Pinguine beobachten in der Antarktis | reisereporter.de

Hier entdeckst du so viele süße Pinguine

Diese Website ist wie Moorhuhn, nur besser. Und viiiiiiiiiiiiiiiiiiiiel netter.

Viele Pinguine
Pinguine zählen ist die optimale Prokrastination auf der Arbeit.

Foto: Yuriy Rzhemovskiy

Immer diese mega-ätzenden Tage, du sitzt auf der Arbeit, aber eigentlich wärst du lieber ganz woanders. Vielleicht wünscht du dir nicht sehnlicher, als Pinguine zu kuscheln?

Wir haben hier das optimale Tool für dich zum prokastrinieren: Auf www.penguinwatch.org kannst du echte Pinguine in ihrem natürlichen Lebensumfeld entdecken und markieren.

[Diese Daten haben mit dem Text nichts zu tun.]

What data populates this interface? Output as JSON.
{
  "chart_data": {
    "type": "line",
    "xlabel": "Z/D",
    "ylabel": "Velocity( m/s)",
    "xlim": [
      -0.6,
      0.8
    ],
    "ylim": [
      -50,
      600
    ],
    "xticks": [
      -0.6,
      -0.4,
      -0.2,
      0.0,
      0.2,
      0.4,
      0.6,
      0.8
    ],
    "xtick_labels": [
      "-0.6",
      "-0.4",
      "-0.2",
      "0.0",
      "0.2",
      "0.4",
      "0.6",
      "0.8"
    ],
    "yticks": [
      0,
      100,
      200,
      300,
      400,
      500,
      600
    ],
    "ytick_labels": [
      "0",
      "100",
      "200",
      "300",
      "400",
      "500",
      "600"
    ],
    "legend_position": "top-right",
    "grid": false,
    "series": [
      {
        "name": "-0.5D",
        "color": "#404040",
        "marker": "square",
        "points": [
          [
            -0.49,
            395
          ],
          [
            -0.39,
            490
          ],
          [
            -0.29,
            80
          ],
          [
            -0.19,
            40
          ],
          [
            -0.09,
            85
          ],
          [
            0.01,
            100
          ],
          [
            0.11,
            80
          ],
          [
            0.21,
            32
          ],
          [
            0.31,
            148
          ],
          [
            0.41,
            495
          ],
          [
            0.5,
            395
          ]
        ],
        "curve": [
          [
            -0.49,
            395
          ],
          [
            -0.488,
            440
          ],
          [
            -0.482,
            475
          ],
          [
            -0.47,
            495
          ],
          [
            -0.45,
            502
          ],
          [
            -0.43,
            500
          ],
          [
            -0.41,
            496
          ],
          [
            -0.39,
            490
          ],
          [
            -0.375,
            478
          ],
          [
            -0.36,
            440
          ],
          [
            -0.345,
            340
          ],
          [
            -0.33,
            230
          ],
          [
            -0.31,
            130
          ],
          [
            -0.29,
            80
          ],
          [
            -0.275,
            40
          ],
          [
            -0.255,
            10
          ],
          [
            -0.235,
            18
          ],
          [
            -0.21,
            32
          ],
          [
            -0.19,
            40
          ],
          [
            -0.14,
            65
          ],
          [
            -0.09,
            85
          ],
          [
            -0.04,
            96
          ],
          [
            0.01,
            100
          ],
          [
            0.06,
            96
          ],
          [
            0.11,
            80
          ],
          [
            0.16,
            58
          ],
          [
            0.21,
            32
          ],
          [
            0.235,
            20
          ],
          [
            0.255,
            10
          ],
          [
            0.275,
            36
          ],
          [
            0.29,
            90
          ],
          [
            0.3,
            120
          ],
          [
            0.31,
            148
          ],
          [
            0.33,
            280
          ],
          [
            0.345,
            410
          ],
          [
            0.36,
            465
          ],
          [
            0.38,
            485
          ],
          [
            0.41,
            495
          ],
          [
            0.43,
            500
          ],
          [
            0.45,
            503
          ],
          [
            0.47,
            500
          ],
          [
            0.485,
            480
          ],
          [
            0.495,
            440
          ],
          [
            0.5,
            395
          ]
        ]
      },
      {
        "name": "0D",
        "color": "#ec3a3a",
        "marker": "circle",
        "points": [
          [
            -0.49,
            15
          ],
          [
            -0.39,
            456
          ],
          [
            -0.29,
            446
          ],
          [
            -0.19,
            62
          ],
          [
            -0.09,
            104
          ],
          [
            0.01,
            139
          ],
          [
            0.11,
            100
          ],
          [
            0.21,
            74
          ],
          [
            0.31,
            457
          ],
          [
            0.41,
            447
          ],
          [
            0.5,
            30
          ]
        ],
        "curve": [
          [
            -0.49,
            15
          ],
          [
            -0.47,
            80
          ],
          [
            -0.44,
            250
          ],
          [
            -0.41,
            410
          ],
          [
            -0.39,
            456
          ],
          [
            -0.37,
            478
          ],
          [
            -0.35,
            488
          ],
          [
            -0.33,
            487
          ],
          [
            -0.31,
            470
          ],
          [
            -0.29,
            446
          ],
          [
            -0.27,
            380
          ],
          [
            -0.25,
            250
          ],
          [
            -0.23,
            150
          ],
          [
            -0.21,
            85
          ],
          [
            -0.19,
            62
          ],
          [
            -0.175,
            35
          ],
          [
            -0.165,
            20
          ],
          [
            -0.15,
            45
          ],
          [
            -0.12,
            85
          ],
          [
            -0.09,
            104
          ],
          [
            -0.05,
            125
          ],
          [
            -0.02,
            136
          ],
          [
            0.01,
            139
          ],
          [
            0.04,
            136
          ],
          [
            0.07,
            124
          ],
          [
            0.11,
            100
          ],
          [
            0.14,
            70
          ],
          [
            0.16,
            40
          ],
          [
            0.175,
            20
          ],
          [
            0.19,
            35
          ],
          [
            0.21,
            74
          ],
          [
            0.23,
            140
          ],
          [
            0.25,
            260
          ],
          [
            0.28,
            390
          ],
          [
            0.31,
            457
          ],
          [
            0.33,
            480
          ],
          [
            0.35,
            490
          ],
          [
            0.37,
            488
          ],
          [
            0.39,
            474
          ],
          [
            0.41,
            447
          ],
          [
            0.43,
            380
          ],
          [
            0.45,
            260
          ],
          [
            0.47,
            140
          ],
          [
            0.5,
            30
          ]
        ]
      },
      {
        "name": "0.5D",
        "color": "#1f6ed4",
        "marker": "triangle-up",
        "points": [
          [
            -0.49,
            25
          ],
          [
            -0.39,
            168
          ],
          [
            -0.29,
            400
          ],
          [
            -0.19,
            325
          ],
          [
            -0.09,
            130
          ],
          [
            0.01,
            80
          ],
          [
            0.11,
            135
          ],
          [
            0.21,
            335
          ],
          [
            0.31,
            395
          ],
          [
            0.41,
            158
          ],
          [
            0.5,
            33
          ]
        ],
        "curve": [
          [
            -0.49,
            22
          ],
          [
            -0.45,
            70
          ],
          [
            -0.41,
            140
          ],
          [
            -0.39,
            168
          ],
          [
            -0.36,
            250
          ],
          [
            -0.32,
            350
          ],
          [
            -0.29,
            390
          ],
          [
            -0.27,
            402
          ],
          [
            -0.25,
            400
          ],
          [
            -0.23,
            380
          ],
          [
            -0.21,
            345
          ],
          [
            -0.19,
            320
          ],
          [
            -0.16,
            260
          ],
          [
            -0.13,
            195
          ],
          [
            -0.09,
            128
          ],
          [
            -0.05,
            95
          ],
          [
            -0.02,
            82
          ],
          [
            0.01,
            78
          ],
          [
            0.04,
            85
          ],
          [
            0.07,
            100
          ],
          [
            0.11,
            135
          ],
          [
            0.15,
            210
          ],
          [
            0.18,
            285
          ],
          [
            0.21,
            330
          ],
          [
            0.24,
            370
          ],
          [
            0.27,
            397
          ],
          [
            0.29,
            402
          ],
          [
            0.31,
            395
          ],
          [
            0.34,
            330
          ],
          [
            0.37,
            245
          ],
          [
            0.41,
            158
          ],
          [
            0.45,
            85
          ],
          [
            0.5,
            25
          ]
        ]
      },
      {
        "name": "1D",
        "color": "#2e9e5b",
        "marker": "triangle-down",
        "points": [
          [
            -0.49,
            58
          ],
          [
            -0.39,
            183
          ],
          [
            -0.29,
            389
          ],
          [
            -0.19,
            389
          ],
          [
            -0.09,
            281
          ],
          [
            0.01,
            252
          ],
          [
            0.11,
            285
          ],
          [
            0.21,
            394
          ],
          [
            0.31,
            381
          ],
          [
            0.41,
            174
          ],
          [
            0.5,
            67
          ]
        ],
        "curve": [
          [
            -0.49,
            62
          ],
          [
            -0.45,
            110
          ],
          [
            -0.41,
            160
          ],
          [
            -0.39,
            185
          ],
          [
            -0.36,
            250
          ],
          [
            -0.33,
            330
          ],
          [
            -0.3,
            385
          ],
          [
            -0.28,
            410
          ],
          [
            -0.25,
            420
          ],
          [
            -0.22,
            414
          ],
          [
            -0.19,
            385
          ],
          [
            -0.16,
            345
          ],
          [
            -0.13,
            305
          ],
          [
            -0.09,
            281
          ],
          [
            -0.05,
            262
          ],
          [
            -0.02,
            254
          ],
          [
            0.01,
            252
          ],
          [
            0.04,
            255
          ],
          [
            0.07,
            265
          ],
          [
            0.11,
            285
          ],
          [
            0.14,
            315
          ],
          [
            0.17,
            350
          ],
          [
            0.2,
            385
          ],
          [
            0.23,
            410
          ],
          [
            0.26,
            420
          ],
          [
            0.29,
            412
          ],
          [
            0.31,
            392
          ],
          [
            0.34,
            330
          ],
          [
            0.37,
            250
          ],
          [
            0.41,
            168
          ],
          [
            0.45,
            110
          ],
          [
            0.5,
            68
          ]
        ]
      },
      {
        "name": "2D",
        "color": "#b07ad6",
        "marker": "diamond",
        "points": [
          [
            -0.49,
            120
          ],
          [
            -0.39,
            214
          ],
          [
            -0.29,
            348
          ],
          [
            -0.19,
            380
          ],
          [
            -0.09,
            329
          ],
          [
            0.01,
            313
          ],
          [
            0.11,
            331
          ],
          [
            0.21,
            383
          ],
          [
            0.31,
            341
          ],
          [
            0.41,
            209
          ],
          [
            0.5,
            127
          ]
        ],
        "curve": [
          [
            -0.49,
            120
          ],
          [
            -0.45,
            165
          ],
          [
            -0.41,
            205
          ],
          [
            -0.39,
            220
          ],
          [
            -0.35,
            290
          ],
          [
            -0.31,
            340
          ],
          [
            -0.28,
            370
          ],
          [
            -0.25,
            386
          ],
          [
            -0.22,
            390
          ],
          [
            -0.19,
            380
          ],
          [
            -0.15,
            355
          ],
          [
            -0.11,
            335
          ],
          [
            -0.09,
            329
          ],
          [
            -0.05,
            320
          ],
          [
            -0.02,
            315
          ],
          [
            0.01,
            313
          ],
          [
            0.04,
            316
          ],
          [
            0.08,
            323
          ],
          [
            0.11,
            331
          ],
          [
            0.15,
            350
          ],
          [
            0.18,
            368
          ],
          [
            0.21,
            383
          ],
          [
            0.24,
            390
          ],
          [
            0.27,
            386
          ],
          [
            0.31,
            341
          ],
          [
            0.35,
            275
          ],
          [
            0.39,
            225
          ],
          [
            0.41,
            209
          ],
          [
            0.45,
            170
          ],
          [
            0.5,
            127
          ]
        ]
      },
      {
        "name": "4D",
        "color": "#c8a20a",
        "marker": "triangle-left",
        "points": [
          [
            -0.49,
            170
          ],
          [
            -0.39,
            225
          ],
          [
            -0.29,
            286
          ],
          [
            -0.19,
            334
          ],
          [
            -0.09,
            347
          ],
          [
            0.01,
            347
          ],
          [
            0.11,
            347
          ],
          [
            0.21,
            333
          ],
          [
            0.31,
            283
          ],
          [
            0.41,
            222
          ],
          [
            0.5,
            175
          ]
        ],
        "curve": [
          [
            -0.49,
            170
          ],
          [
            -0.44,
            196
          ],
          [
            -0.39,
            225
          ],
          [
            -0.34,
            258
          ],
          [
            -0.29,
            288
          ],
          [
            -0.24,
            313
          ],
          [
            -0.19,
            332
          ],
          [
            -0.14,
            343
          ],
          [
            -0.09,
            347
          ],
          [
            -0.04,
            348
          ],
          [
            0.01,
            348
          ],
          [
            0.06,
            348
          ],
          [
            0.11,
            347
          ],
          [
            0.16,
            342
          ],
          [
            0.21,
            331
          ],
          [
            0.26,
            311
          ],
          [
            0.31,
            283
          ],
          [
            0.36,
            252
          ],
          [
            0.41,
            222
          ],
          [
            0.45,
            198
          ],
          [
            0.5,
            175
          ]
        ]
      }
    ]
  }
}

Wenn du auf die Website kommst, wird dir zuerst erklärt, in welchen Farben du erwachsene Pinguine, ihre Küken und ihre Eier markieren sollst. Falls die Tiere zu klein sind, um sie zu kennzeichnen, ignoriere sie und klicke „Es sind mehr Pinguine als ich markieren kann“ an. Auch wenn die Sicht zu schlecht ist oder andere Tierarten zu sehen sind, kannst du das auf der Website angeben. 

Das ist wie Moorhuhn, nur besser. Quasi ein Wimmelbild 2.0. Und ganz wichtig: Du tust damit etwas Gutes. Denn Penguin Watch ist ein wissenschaftliches Projekt der Uni Oxford und der Australian Antarctic Divison.

Vor drei Jahren haben sie angefangen, in der Antarktis und Subantarktis die possierlichen und tolpatschig wirkende Vögel zu fotografieren. Dadurch sammeln sie aber so viel Material, dass sie Hilfe bei der Auswertung brauchen. Also landet das Material im Netz und damit auf deinem Rechner. Du bekommst aber nicht nur Pinguine zu sehen, sondern Pinguine in tollen Landschaften. Deine virtuelle Pinguin-Reise quasi. 

Ziel der Wimmelbild-Auswertung ist es, Infos über den Zustand unseres Ökosystems zu bekommen – also wie sich Klimawandel, Umweltverschmutzung und Fischerei auf die Tiere auswirken.